Software Update #2: Finding the North Star
Let’s talk about AprilTags.
We gained a lot of valuable experience last year with full field localization using reflective tape (more info here), and we’re very excited about the opportunities that AprilTags provide with superior precision, robustness, and ease of use.
I also want to note before getting into the details that the code for this project is not designed to be “plug and play” in the same way as many of our recent projects. See the important note in the “Code Links” section below for more explanation.
We’ve opted to develop a custom solution for AprilTag tracking, which we’re calling Northstar. This project began in fall of 2022, and we have a couple of reasons for taking this route rather than using a prebuilt system like PhotonVision or Limelight.
- We used this project during the offseason as a training opportunity, bringing in some of our newest members. We were fortunate enough to have the time and resources to take this extra step without making sacrifices in other areas.
- A custom solution gives us a greater ability to optimize for our specific choice of hardware, both in terms of performance and reliability. We can quickly debug any issues we encounter or experiment with different approaches to improve performance.

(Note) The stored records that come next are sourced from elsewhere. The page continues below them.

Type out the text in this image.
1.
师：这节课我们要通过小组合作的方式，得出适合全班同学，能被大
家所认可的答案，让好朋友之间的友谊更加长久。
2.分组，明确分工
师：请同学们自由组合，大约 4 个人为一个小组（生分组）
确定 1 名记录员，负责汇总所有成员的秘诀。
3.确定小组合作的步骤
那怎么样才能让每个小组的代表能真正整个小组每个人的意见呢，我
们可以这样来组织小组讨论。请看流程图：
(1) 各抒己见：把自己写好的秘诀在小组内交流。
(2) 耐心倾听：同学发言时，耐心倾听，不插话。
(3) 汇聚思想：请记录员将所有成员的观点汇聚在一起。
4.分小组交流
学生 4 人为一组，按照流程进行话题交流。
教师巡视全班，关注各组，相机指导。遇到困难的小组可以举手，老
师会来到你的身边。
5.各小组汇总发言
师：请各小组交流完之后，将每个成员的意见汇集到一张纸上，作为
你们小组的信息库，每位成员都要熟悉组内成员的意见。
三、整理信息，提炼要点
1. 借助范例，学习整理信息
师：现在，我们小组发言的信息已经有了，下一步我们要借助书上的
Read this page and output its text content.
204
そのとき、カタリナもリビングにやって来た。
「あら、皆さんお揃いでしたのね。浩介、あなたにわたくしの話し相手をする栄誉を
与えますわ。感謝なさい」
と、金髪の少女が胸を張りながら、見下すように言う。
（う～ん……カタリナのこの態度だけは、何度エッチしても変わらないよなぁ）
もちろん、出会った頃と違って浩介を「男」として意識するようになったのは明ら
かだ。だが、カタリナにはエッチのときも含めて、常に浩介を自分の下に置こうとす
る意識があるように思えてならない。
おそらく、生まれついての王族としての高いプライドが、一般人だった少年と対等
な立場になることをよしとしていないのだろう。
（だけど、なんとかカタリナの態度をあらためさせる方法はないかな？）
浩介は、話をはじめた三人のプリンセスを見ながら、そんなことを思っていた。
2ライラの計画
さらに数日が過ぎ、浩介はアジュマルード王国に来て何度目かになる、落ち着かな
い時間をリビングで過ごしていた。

Northstar is written in Python using OpenCV’s ArUco module. Image capture and MJPEG decoding is handled by a GStreamer pipeline. Ultimately, our plan is to have four cameras on the robot processed by four Northstar instances running on multiple coprocessors. Given this requirement, we wanted to make it easy to configure and manage multiple instances. A traditional web interface makes it challenging to keep track of each device’s configuration. Instead, Northstar relies on NetworkTables as its primary interface:
An MJPEG stream is available through a browser when necessary. All of the camera settings can be tuned on the fly, but the real benefit of using NT is that the default configuration is stored by the robot code and pushed to the coprocessors on startup. After retuning one camera, we just adjust the constant, restart the code, and every instance will be using the correct configuration.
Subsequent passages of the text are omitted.